Mi hijo el "dotor", una ilusión

Estudiar más ya no garantiza ascenso social, según informe socioeconómico

A pesar de haber superado el nivel educativo de sus padres, siete de cada diez argentinos de sectores bajos no lograron mejorar su posición social, señala el informe. La caída de la clase media, símbolo de identidad nacional.

Por Juan Ancalle

La movilidad educativa sigue existiendo, pero dejó de traducirse en movilidad económica, según Pensar Lab. — (web)

Los extremos de la pirámide social argentina se consolidaron y cada vez menos personas logran ascender de nivel. Así lo advierte un informe del laboratorio Pensar Lab, dependiente de la Fundación Pensar, que analiza cómo la desigualdad estructural debilitó el rol de la educación como vía de progreso económico.

El documento, elaborado junto a la consultora Casa Tres, señala que la Argentina se edificó sobre el ideal de ser una nación de clase media, pero ese modelo de cohesión social y movilidad ascendente se fue erosionando. Hoy, la brecha entre los que más y menos tienen se amplió, y la clase media quedó atrapada entre la incertidumbre y la pérdida de poder adquisitivo.

Según un estudio citado por Pensar Lab, elaborado por Moguer, el 93% del segmento ABC1 (clase alta) mantiene su posición sin cambios, mientras que el 91% del estrato D2 (clase baja pobre) continúa en situación crónica. Entre ambos polos se ubican las clases media alta (C2), media baja (C3) y baja superior (D1), cada vez más expuestas a los vaivenes de la economía.

El informe remarca que el ascenso social dejó de estar vinculado al esfuerzo educativo, incluso entre quienes lograron estudiar más que sus padres. Siete de cada diez personas de sectores bajos alcanzaron un nivel educativo superior al de su familia, pero no lograron mejorar su posición socioeconómica.

“El viejo ideal del ‘mi hijo, el doctor’ quedó reducido a una ilusión”, resume el documento, que advierte que la educación ya no garantiza progreso ni siquiera dentro de los hogares con más años de formación formal.

Moguer describe un país dividido en “tres Argentinas distintas y desconectadas entre sí”:

  • Una clase alta “orientada al futuro, con capacidad de planificación y progreso sostenido”.
  • Una clase baja “centrada en la supervivencia cotidiana, que avanza en pequeños pasos y con horizontes muy cortos”.
  • Y una clase media “que oscila entre el temor al futuro y la incertidumbre, sin poder proyectarse más allá del presente inmediato”.

Pensar Lab sostiene que la clase media argentina, símbolo histórico de identidad nacional, se fue diluyendo. “Cada vez menos personas se reconocen dentro de ella.
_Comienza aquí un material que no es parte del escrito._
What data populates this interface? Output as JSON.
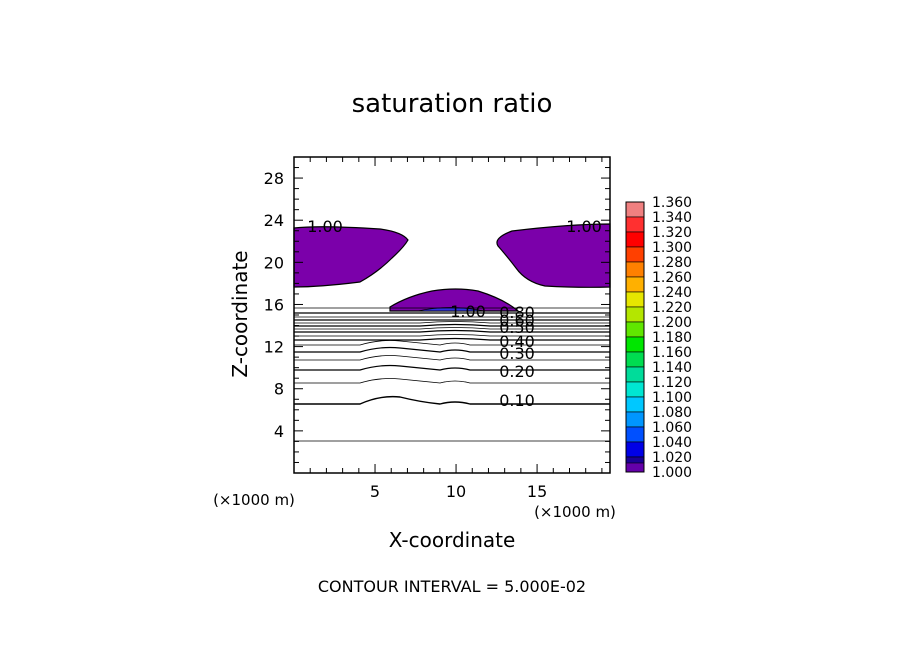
{
  "chart_data": {
    "type": "contour",
    "title": "saturation ratio",
    "xlabel": "X-coordinate",
    "ylabel": "Z-coordinate",
    "xunit_labels": [
      "(×1000 m)",
      "(×1000 m)"
    ],
    "xlim": [
      0,
      19.5
    ],
    "ylim": [
      0,
      30
    ],
    "xticks": [
      5,
      10,
      15
    ],
    "yticks": [
      4,
      8,
      12,
      16,
      20,
      24,
      28
    ],
    "footer": "CONTOUR INTERVAL = 5.000E-02",
    "contour_labels": [
      "1.00",
      "1.00",
      "1.00",
      "0.80",
      "0.60",
      "0.50",
      "0.40",
      "0.30",
      "0.20",
      "0.10"
    ],
    "colorbar": {
      "levels": [
        "1.360",
        "1.340",
        "1.320",
        "1.300",
        "1.280",
        "1.260",
        "1.240",
        "1.220",
        "1.200",
        "1.180",
        "1.160",
        "1.140",
        "1.120",
        "1.100",
        "1.080",
        "1.060",
        "1.040",
        "1.020",
        "1.000"
      ],
      "colors": [
        "#f08080",
        "#ff3030",
        "#ff0000",
        "#ff4000",
        "#ff8000",
        "#ffb000",
        "#e6e600",
        "#b4e600",
        "#60e600",
        "#00e600",
        "#00dc50",
        "#00dc9a",
        "#00e6d2",
        "#00c8ff",
        "#0096ff",
        "#0050ff",
        "#0000e6",
        "#1a0096",
        "#6400aa"
      ]
    },
    "fill_regions": [
      {
        "color": "#7b00aa",
        "name": "left-upper-cell"
      },
      {
        "color": "#7b00aa",
        "name": "right-upper-cell"
      },
      {
        "color": "#7b00aa",
        "name": "central-cell"
      }
    ]
  }
}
La pérdida de poder adquisitivo se volvió el eje de la vida”, indica el informe.

Según el INDEC, 2,3 millones de personas se encuentran desocupadas en base a los datos del segundo trimestre del año en curso.

Los datos acompañan esa percepción: más de la mitad (54%) de los encuestados afirma que su capacidad de consumo es hoy “mucho peor” que hace un año, mientras que seis de cada diez argentinos de clase media creen que su trabajo solo les permite subsistir pero no crecer. Además, cuatro de cada diez alcanzaron un nivel educativo superior al de sus padres, pero sin mejora económica visible.

“Mientras los jubilados se deslizan fuera de la clase media, los adultos luchan por sostenerse y los jóvenes sienten que nunca podrán alcanzarla”, concluye el informe. Para Pensar Lab, la falta de calidad educativa, la ausencia de crédito, el estancamiento laboral y la informalidad se convirtieron en nuevos muros que bloquean la movilidad social y profundizan la fragmentación del país.

En su cierre, el documento traza una metáfora sobre la espera frustrada de una promesa nacional:

“Los argentinos seguimos esperando la carroza: que el mito fundante de nuestra nación vuelva a ser realidad, la educación y el trabajo como pilares de la movilidad social ascendente.”